Krane spent nearly 20 years as a journalist, six of them in the Middle East. He was a longtime correspondent for the Associated Press based in Dubai, Baghdad, and New York, and has written for myriad other publications, including The Washington Post, Wall Street Journal, Financial Times, and the Economist Intelligence Unit. He is the winner of several journalism awards, including the 2003 AP Managing Editors Deadline Reporting Award, received for his coverage of Saddam Hussein’s capture in Iraq. Krane received his Ph.D. from the University of Cambridge, master’s from Columbia University, and bachelor’s from City College of New York.

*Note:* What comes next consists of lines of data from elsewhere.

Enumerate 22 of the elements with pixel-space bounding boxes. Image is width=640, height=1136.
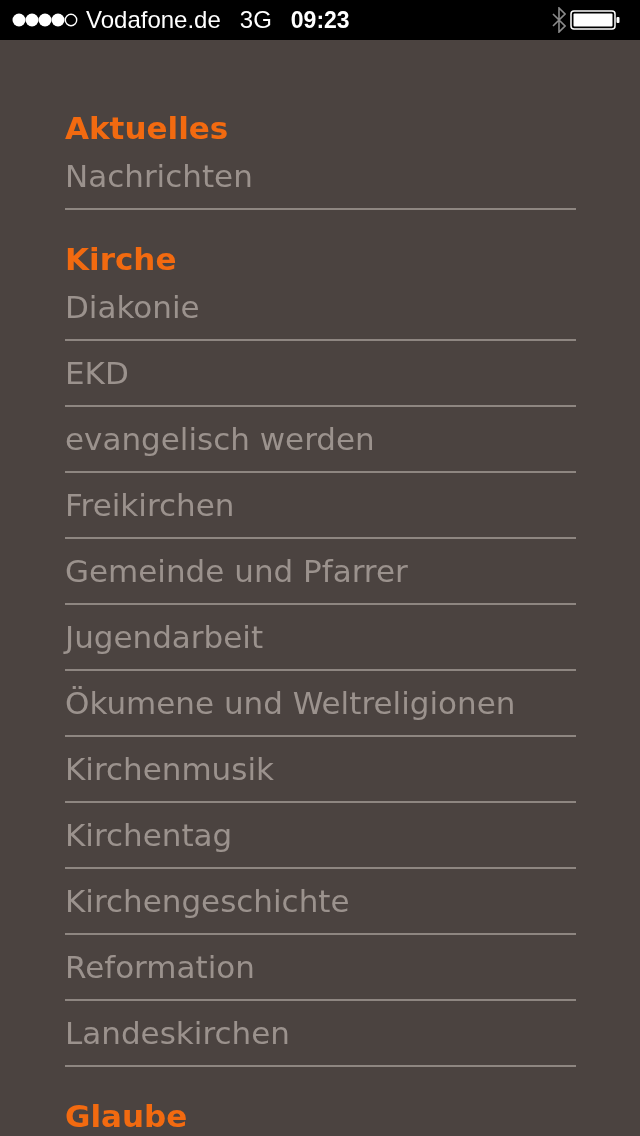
carrier-name: Vodafone.de bbox=[86, 5, 221, 35]
menu-item[interactable]: Ökumene und Weltreligionen bbox=[65, 671, 576, 737]
bluetooth-icon bbox=[552, 7, 566, 33]
section-heading: Glaube bbox=[65, 1099, 189, 1133]
menu-item[interactable]: Kirchenmusik bbox=[65, 737, 576, 803]
section-heading: Aktuelles bbox=[65, 111, 230, 145]
menu-item[interactable]: Nachrichten bbox=[65, 144, 576, 210]
menu-item[interactable]: Kirchentag bbox=[65, 803, 576, 869]
clock-time: 09:23 bbox=[290, 5, 350, 35]
network-type: 3G bbox=[239, 5, 272, 35]
section-heading: Kirche bbox=[65, 242, 178, 276]
menu-item[interactable]: Kirchengeschichte bbox=[65, 869, 576, 935]
battery-icon bbox=[570, 10, 620, 30]
menu-item[interactable]: Gemeinde und Pfarrer bbox=[65, 539, 576, 605]
menu-item[interactable]: Jugendarbeit bbox=[65, 605, 576, 671]
menu-item[interactable]: Diakonie bbox=[65, 275, 576, 341]
menu-item[interactable]: Freikirchen bbox=[65, 473, 576, 539]
menu-item[interactable]: EKD bbox=[65, 341, 576, 407]
menu-item[interactable]: evangelisch werden bbox=[65, 407, 576, 473]
signal-strength-icon bbox=[12, 13, 78, 27]
menu-item[interactable]: Landeskirchen bbox=[65, 1001, 576, 1067]
menu-item[interactable]: Reformation bbox=[65, 935, 576, 1001]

Featured Speaker: Kristian Coates Ulrichsen

Kristian Coates Ulrichsen

Kristian Coates Ulrichsen is the Fellow for the Middle East at Rice University’s Baker Institute for Public Policy. His research spans the history, political and international political economy, and international relations of the Gulf States and their changing position within the global order. Coates Ulrichsen is the author of six monographs and the editor of three volumes about the Gulf States, including Insecure Gulf: The End of Certainty and the Transition to the Post-Oil Era (Hurst, 2011), The Gulf States in International Political Economy (Palgrave Macmillan, 2015), and, most recently, Centers of Power in the Arab Gulf States (Hurst, 2023). Coates Ulrichsen has a PhD in History from the University of Cambridge, worked at the London School of Economics prior to joining the Baker Institute in 2013, and was also an Associate Fellow with the Middle East North Africa Program at Chatham House between 2012 and 2021.